Which is why index funds, which hold a broad range of stocks with few changes, consistently beat managed funds.

John Bogle agrees and he should know. He's the legendary founder of The Vanguard Group, the second-biggest mutual fund in the world.

"In a given year, the index fund will beat 60 percent of managed funds and over decade, 89 percent," Bogle says.

"In the security markets we have no Lake Woebegone where all kids are above average. We are average in this business of professional investing and that is why index funds win because they give you market return at zero versus managerial guys who charge 20-25 percent," Bogle says.

What about when the crowd gets it completely wrong? For instance, the bursting of the prosperous stock market bubble in the late 1990s.

"Crowds go wrong when diversity really breaks down," Surowiecki says.

Lack of diversity, Surowiecki explains occurs when independent thought within the crowd ceases. He adds that, "crowds also break down when people start paying too much attention to what those around them are doing."

Surowiecki uses Amazon.com as an example. "Most of us weren't really saying to ourselves, 'What is Amazon.com really worth as a company? How much money is it gonna make over the next 20 years?'

"But what we were really saying to ourselves was, 'What does everybody else think Amazon.com is worth?' and, 'What is everyone else gonna be willing to pay for, for this stock if I buy it now? So, when I try to sell this a month from now.' And so, what happens is you get just wrapped in this loop," Surowiecki says.

"It's just this kind of vicious cycle, where everyone is really just looking at what everybody else is doing," he adds.

Surowiecki offers a second example, this time from the animal kingdom.

"Most of the time, says Surowiecki, it works for certain kinds of ants to follows the ants in front. That is, until one ant gets lost. Then it's curtains for everyone.

"And what happens is they eventually end up in this giant circle. And what happens is they will literally walk around and around, for hours, or maybe even days, until eventually, they get tired, and just die," he says.

Pressed to describe the ideal people to lead a crowd, Surowiecki says, "If we're trying to make a good decision, or predict the future, the knowledge we need is buried in the heads of people who you would never think to ask."

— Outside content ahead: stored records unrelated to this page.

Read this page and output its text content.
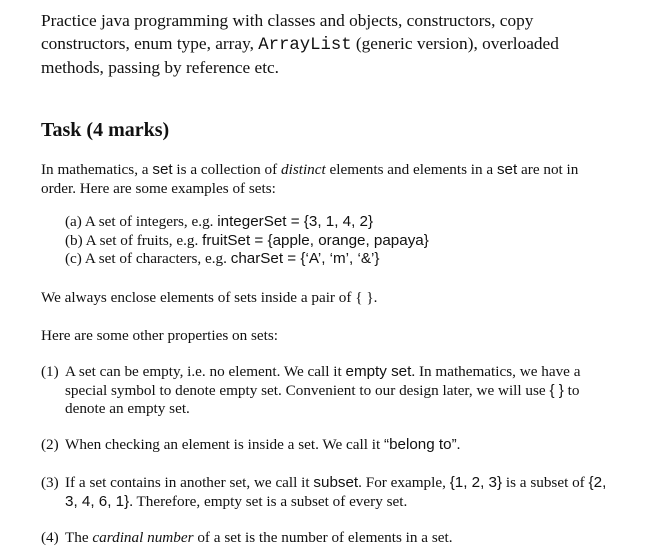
Practice java programming with classes and objects, constructors, copy constructors, enum type, array, ArrayList (generic version), overloaded methods, passing by reference etc.

Task (4 marks)

In mathematics, a set is a collection of distinct elements and elements in a set are not in order. Here are some examples of sets:

(a) A set of integers, e.g. integerSet = {3, 1, 4, 2}
(b) A set of fruits, e.g. fruitSet = {apple, orange, papaya}
(c) A set of characters, e.g. charSet = {‘A’, ‘m’, ‘&’}

We always enclose elements of sets inside a pair of { }.

Here are some other properties on sets:

(1) A set can be empty, i.e. no element. We call it empty set. In mathematics, we have a special symbol to denote empty set. Convenient to our design later, we will use { } to denote an empty set.
(2) When checking an element is inside a set. We call it “belong to”.
(3) If a set contains in another set, we call it subset. For example, {1, 2, 3} is a subset of {2, 3, 4, 6, 1}. Therefore, empty set is a subset of every set.
(4) The cardinal number of a set is the number of elements in a set.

NewsFutures is an Internet prediction market where serious bettors try to predict the future. Using play money (because in the United States it is still illegal to bet real money on the Internet) bettors can gamble on just about anything.

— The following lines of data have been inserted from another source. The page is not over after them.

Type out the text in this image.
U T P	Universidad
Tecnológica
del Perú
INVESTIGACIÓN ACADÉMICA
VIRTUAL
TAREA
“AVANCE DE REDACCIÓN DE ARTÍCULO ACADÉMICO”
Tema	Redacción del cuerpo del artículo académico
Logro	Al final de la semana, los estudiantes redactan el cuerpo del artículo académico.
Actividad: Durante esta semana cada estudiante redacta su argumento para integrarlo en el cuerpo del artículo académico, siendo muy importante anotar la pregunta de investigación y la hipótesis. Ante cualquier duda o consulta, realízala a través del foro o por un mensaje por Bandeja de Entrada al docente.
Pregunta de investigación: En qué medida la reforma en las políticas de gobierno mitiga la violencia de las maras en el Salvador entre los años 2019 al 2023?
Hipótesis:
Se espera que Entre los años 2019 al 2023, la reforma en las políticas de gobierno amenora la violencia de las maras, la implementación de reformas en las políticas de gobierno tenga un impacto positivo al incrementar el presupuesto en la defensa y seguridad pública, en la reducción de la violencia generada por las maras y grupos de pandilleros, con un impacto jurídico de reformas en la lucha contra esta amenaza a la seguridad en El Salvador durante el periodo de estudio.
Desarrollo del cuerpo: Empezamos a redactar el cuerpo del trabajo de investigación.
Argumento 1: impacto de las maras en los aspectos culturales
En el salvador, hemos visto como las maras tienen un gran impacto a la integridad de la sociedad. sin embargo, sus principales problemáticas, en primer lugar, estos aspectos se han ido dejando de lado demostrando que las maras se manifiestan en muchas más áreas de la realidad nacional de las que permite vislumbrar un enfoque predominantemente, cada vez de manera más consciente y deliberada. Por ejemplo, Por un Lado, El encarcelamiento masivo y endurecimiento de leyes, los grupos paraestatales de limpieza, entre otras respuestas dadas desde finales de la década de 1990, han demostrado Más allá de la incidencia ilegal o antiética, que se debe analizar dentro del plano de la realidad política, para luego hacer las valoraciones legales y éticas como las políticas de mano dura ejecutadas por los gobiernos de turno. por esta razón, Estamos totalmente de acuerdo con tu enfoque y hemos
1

"This is more than just sport and games. There's real information to be gathered from these markets," says Emile Servan-Schreiber, NewsFutures' chief executive officer. He adds of his site, "It taps directly into the collective intelligence of the audience."

Servan-Schreiber believes that "The one thing that is key is that you can trust people. And the Internet has showed that every time you put a community together through the Internet, it generates great, new possibilities for all of the rest of us."

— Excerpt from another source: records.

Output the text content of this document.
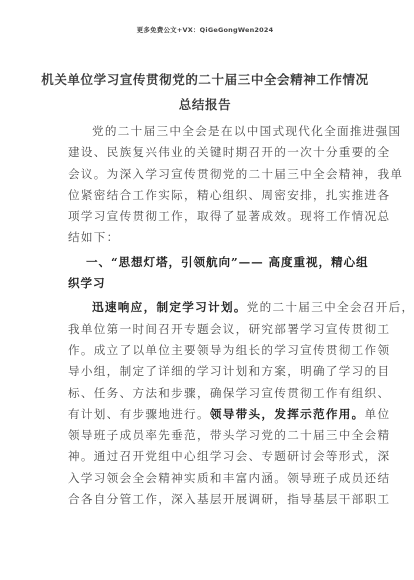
更多免费公文+VX：QiGeGongWen2024
机关单位学习宣传贯彻党的二十届三中全会精神工作情况
总结报告
党的二十届三中全会是在以中国式现代化全面推进强国
建设、民族复兴伟业的关键时期召开的一次十分重要的全
会议。为深入学习宣传贯彻党的二十届三中全会精神，我单
位紧密结合工作实际，精心组织、周密安排，扎实推进各
项学习宣传贯彻工作，取得了显著成效。现将工作情况总
结如下：
一、“思想灯塔，引领航向”—— 高度重视，精心组
织学习
迅速响应，制定学习计划。党的二十届三中全会召开后，
我单位第一时间召开专题会议，研究部署学习宣传贯彻工
作。成立了以单位主要领导为组长的学习宣传贯彻工作领
导小组，制定了详细的学习计划和方案，明确了学习的目
标、任务、方法和步骤，确保学习宣传贯彻工作有组织、
有计划、有步骤地进行。领导带头，发挥示范作用。单位
领导班子成员率先垂范，带头学习党的二十届三中全会精
神。通过召开党组中心组学习会、专题研讨会等形式，深
入学习领会全会精神实质和丰富内涵。领导班子成员还结
合各自分管工作，深入基层开展调研，指导基层干部职工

Prediction markets are becoming so significant that Harvard Business School Professor Anita Elberse not only teaches the subject, she has made it her business.

Elberse looks to a Web site called the Hollywood Stock Exchange, which allows users to buy and sell motion pictures as if they were publicly traded stocks. The prices fluctuate depending on the success of the films at the box office.

In turn, Elberse says movie executives pay attention to the activity on the virtual stock exchange as a guide to how they should spend their studio's money.

The deference toward the gut feelings and opinions of the masses leads Elberse to conclude, "One expert will never know as much as a group of people."

So there you have it: crowd wisdom. That experts often know less than they think. Amateurs, together, know more than any one person knows, and that people can be trusted to find the truth.

It's an old lesson that Surowiecki is sharing anew.

"If you go back to Machiavelli and "The Prince," what does he say? He says, 'Do not surround yourself with yes men,' and that this is what the Prince has to watch out for.

"But," Surowiecki adds, "apparently what it comes down to, it's just very hard to follow that good advice."